# Bloody Mary's Cemetery Photos



## 13mummy (Apr 5, 2008)

*Here are some photos of cemetery and haunt this year. This is my second year doing this so advice or any comments would be appreciated.*

I live in a new development and this is why it's all mud and they just dug the hole for the neighbors basement.

I was in one of my cities newspaper and on the papers website. So I'm very excited about that.

Image hosting, free photo sharing & video sharing at Photobucket

For next year I'm planning on building some columns, so that will make a huge difference.


----------



## RoxyBlue (Oct 6, 2008)

When I saw the inflatable pumpkins at the beginning of the slide show, it lulled me into thinking I would be looking at a very child-friendly, not too scarey set up, THEN we got to those creatures on your front steps...! Man, every child's nightmare there - did any of the TOTs make it to your front door?

Grass and leaves always help add to the look of a cemetery, but I doubt anyone would notice with all the things you had to look at. The night shots in particular look good.

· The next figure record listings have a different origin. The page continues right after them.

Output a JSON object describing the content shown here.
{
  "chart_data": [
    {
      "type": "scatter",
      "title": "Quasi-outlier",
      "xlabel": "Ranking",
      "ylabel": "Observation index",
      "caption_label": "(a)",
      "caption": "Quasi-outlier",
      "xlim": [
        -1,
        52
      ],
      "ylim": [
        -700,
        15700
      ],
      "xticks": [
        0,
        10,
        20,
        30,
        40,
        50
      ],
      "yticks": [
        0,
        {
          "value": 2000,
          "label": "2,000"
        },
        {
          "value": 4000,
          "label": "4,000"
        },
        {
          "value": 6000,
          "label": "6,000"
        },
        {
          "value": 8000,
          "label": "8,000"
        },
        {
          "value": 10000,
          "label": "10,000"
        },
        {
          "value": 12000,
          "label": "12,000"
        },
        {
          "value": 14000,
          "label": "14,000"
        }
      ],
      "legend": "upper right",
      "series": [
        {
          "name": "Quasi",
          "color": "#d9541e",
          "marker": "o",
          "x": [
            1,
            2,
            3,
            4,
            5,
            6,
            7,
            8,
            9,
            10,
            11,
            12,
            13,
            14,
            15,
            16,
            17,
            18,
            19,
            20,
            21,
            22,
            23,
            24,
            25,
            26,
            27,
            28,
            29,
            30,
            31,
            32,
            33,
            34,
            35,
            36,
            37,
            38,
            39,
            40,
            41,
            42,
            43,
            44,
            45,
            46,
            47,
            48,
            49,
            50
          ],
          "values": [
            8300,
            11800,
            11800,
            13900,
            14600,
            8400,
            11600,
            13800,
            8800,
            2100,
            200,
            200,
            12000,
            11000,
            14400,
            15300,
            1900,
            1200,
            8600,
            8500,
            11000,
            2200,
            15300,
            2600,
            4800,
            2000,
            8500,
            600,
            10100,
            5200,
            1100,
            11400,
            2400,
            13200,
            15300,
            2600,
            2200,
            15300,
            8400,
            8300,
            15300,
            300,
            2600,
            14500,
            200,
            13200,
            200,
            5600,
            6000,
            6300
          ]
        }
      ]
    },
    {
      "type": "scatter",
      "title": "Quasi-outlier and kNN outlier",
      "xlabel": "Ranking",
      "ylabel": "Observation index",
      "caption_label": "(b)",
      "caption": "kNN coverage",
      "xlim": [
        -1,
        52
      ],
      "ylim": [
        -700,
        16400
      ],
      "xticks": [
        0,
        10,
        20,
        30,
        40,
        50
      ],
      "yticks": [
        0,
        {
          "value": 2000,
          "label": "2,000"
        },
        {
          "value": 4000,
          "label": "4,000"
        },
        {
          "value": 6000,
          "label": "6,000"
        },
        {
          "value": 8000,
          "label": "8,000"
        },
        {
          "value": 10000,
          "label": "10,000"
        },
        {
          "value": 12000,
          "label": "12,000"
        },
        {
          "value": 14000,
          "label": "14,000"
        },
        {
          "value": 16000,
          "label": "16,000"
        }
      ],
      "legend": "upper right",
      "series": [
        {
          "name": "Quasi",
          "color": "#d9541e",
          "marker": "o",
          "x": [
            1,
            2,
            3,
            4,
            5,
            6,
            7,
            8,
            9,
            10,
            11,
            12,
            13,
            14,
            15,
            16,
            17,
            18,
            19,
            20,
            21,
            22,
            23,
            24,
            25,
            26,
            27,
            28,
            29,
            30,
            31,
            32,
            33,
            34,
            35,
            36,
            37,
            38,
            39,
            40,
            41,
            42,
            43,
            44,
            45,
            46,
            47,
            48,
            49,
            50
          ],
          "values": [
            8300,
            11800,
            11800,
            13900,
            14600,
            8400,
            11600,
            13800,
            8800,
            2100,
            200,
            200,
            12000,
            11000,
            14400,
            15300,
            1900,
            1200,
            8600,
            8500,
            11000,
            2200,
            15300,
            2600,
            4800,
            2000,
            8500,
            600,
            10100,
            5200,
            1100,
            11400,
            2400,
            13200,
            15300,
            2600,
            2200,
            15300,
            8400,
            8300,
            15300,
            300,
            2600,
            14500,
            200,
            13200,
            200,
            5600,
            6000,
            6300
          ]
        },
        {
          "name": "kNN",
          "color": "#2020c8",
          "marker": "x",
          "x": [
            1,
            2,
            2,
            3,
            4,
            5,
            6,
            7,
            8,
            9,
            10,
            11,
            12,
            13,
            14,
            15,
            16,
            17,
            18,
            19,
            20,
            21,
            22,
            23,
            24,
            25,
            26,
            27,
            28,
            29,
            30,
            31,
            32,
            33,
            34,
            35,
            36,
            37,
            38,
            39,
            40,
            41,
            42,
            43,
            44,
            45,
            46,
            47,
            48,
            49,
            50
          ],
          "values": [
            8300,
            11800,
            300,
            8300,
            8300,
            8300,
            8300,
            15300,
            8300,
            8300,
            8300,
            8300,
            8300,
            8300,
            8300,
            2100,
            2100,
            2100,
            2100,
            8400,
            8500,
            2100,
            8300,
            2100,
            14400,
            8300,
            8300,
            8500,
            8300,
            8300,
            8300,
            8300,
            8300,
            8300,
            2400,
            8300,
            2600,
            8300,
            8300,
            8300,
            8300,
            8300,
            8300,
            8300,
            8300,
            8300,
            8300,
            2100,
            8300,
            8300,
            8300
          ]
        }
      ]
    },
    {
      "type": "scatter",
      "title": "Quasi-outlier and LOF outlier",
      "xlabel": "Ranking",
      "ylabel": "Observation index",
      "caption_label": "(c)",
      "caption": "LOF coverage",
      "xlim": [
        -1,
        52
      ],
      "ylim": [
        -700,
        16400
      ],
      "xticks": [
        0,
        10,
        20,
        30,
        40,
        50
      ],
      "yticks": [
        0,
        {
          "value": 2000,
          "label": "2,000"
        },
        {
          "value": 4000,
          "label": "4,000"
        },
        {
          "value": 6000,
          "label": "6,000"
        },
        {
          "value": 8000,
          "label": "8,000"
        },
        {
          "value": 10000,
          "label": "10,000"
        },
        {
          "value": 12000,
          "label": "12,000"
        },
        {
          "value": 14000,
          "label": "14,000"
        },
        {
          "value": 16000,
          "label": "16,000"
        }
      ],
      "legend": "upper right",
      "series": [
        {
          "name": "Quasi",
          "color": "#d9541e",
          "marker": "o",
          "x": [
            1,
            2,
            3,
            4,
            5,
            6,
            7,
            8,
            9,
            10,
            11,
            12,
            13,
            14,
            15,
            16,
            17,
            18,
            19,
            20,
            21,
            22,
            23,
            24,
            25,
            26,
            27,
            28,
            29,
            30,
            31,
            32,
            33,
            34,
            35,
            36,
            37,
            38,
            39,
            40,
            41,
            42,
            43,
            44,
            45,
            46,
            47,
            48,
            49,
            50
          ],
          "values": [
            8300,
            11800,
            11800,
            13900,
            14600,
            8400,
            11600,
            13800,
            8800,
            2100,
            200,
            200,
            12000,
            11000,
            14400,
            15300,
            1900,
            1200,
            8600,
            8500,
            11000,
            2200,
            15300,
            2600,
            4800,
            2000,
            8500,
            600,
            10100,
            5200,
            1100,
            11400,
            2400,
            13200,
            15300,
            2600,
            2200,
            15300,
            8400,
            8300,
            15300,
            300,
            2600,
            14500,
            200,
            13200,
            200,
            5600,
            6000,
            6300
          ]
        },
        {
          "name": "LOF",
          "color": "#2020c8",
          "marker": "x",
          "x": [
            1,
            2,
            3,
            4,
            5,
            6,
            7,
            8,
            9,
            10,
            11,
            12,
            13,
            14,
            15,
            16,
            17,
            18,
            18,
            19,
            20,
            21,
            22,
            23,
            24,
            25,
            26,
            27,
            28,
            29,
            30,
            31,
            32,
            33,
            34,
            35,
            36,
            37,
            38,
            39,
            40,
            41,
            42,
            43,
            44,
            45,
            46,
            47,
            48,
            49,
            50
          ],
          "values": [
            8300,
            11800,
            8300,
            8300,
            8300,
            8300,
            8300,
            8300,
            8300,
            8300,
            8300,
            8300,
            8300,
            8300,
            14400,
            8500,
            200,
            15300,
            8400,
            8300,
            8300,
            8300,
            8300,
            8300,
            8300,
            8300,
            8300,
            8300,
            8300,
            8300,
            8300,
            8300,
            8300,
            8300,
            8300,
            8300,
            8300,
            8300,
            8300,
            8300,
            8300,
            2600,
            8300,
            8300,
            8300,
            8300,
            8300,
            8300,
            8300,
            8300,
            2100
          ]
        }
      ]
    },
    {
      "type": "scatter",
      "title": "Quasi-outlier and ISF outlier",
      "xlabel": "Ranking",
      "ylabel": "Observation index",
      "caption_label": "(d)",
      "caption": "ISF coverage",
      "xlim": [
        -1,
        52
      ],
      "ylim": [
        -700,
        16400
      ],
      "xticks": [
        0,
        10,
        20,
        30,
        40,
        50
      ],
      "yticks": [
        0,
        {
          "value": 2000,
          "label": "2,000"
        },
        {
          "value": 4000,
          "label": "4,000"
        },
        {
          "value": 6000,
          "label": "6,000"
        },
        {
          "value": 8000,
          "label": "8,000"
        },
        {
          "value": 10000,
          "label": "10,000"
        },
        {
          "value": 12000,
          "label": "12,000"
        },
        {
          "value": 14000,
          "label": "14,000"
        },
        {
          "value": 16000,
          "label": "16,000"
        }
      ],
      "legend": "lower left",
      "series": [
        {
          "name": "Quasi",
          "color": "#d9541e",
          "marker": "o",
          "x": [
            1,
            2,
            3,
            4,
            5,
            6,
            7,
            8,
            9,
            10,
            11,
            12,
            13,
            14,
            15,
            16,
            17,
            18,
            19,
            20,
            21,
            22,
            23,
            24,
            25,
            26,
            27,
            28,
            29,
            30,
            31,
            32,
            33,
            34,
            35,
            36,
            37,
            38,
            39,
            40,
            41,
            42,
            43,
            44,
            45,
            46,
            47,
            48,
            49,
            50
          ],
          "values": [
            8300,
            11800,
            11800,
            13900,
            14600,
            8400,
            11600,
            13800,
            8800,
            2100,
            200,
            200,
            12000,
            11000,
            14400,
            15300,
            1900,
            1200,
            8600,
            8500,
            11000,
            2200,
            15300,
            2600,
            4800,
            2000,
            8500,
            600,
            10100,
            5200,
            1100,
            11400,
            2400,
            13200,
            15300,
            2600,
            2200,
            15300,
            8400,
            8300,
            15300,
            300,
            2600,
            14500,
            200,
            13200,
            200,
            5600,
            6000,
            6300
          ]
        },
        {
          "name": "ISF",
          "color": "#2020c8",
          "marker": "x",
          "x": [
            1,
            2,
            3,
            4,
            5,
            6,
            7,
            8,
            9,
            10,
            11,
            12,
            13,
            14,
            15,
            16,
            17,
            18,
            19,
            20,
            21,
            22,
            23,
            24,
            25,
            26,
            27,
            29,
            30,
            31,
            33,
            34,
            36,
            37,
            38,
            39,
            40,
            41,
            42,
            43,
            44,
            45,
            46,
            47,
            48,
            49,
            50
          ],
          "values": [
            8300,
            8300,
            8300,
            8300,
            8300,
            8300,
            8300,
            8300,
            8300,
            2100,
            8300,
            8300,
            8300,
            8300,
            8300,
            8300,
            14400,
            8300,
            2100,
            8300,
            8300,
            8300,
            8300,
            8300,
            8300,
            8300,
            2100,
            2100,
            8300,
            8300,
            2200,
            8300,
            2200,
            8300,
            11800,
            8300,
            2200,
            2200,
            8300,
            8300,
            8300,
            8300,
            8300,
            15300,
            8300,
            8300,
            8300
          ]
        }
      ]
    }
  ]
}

Congrats on getting in the paper!


----------



## Scary Godmother (Oct 13, 2007)

Looks great, you have some nice props there that I have never seen around here. I'm not big on inflattables, but that entry is cool. Also like the eyeball lights. Cemetery lighting looks good also.


----------



## 13mummy (Apr 5, 2008)

Thanks for the comments. 

This will be the last year for inflatables, especially the pumpkins. I wanted to build columns for this year, but my Mom got sick and passed away during the summer. I bought the cemetery archway just for this year because I needed something. I'm going to start building very soon, and I can't wait.


----------



## Haunted Bayou (Feb 16, 2007)

Looks great. Love that ground-breaker!


----------



## Lilly (Jun 13, 2006)

Very sorry for your loss mummy.

nice pics,
I like the guy at entrance with the big mouth.
Why is the guy hanging on porch smiling ..that is creepy
overall looks good..
good job


----------